# 12 foot aluminum boat: Free to Good home



## Trooper (Oct 18, 2007)

Anyone want a 12 foot aluminum boat? Comes with a trailer that needs some love (new winch rope, who knows what else?) Boat floats, has two swivel seats, has been known to catch fish. Just don't use it anymore and I need the space. Will throw in an ancient Johnson outboard that I haven't used in five or more years and will need some TLC and a bunch of other nautical odds and ends. I usually ran it off an electric motor which I will include, but the batteries are likely shot. 

Did I mention it's free? It's actually worth something... but then I'd feel compelled to do the TLC on the trailer, etc and; frankly, I don't want to. 

Pick up in Oakley, UT. Send me a PM.


----------



## moabxjeeper (Dec 18, 2012)

PM sent


----------



## bossloader (Sep 11, 2007)

*?*

PM sent


----------



## rideutah (Oct 21, 2014)

Always a day late.  I've been looking for an inexpensive 12' boat for quite a while now..... Looks like you have 2 PMs. Please post if it is not gone.


----------



## mjensen1313 (Jul 29, 2015)

*Thanks...*



Trooper said:


> Anyone want a 12 foot aluminum boat? Comes with a trailer that needs some love (new winch rope, who knows what else?) Boat floats, has two swivel seats, has been known to catch fish. Just don't use it anymore and I need the space. Will throw in an ancient Johnson outboard that I haven't used in five or more years and will need some TLC and a bunch of other nautical odds and ends. I usually ran it off an electric motor which I will include, but the batteries are likely shot.
> 
> Did I mention it's free? It's actually worth something... but then I'd feel compelled to do the TLC on the trailer, etc and; frankly, I don't want to.
> 
> Pick up in Oakley, UT. Send me a PM.


Trooper,

Thank you for the boat, we're sorry we missed you on Saturday.
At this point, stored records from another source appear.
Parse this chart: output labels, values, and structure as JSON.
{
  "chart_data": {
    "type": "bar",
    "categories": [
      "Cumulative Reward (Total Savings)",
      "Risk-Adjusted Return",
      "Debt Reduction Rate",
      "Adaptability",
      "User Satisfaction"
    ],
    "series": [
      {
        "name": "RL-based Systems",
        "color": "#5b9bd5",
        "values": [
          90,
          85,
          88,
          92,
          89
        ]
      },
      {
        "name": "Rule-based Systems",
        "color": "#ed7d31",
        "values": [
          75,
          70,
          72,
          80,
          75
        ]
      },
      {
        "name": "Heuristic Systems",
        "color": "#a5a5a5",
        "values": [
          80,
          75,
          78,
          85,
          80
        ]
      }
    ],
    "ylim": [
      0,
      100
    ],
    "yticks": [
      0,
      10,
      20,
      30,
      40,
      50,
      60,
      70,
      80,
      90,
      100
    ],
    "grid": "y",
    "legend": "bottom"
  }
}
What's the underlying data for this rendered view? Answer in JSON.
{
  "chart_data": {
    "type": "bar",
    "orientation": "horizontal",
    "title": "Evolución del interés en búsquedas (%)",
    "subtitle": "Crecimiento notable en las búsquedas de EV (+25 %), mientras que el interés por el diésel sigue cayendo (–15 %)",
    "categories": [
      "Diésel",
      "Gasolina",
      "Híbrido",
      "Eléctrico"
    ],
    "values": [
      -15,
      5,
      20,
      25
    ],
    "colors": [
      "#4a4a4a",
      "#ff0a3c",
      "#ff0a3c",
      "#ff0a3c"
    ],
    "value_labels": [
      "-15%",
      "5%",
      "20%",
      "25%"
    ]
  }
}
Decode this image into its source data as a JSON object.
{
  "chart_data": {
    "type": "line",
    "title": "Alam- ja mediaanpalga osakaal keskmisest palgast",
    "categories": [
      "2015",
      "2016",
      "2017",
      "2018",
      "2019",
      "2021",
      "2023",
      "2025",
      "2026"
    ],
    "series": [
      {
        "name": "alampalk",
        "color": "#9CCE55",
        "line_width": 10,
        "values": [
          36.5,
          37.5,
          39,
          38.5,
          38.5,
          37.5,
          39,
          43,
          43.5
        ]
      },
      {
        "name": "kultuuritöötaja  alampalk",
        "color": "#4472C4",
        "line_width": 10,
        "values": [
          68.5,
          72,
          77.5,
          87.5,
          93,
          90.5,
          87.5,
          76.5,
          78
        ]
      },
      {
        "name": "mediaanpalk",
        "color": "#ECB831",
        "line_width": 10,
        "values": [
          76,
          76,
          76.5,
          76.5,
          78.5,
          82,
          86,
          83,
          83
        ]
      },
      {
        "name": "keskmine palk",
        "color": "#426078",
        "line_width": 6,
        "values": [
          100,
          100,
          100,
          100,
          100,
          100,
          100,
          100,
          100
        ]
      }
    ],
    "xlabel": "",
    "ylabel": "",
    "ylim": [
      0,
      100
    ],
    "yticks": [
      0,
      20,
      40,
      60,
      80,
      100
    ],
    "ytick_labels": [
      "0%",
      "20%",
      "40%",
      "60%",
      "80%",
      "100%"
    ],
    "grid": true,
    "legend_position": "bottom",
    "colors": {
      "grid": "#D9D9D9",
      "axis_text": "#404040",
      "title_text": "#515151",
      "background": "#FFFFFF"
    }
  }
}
My boys are excited to get out on the lake and do some late-season fishing before it starts to get too cold.

Tell your wife thanks for the cookies too!

And a big thank you for your Service as well.


----------



## Trooper (Oct 18, 2007)

Glad she went to a good home!


----------



## GaryFish (Sep 7, 2007)

This is my favorite thread!


----------